For implementation conflicts, first clarify what was actually agreed. Often disagreement reflects misunderstanding about what commitment was made. Once you're clear on what was agreed, understand what prevented the partner from delivering. Was it beyond their control? Did they misunderstand? Did they decide the commitment wasn't feasible? Understanding the source helps you address it.
When Conflict Cannot Be Resolved
Some conflicts cannot be resolved because fundamental disagreement exists about partnership direction or approaches. If a partner wants to pursue strategies that fundamentally conflict with other partners' values or strategies, it may be impossible to move forward together.
In these cases, you have several options. Partners might agree to disagree and work on different activities. One partner might exit the partnership to pursue their own approach independently. The partnership might reconfigure to move forward with partners who can align around common direction. Sometimes the most honest move is acknowledging that the partnership needs to end.

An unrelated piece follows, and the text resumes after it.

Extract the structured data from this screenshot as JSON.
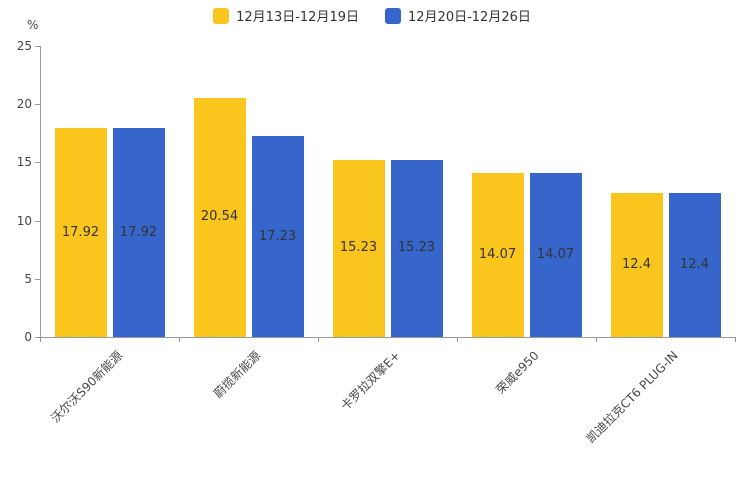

If a partner is behaving unethically or not honoring their commitments after efforts to address the issue, you may need to remove them from the partnership. Have clear procedures for this—it should rarely be a surprise. But if all attempts at resolution fail, removing a partner that's damaging the partnership might be necessary.
Frequently Asked Questions
Q: Does having conflict mean the partnership is failing?
A: No. Mature partnerships include healthy conflict. Partners who are engaged and committed enough to raise concerns are invested in partnership success. It's partnerships with no conflict that should worry you—that often means partners are disengaged. The question isn't whether you have conflict; it's how skillfully you manage it.
Q: Should we have a written conflict resolution process?
A: Yes. Document your process in your partnership agreement or MOA. Outline how partners raise concerns, how issues are escalated if direct conversation doesn't resolve them, who mediates if needed, and how decisions are made about unresolved conflicts. Having this in writing means you're not making decisions about process in the heat of conflict, when emotions are high.
Q: What if leadership doesn't handle conflict well?
A: This is a partnership liability. If partnership leaders avoid conflict or handle it poorly, the entire partnership suffers. Invest in leadership development around conflict skills. Bring in trainers or facilitators. Model the behavior you want—when you encounter conflict, address it respectfully and work toward resolution. Your approach shapes the partnership culture.
Q: How do we prevent conflict?
A: You can't completely prevent conflict, but you can reduce it. Build strong relationships before formal partnership. Have clear agreements about roles and expectations. Communicate frequently and regularly. Address small issues early before they become big conflicts. Create governance structures that give all partners voice. Invest in understanding each other's values and approaches. Prevention reduces frequency of conflict but won't eliminate it entirely.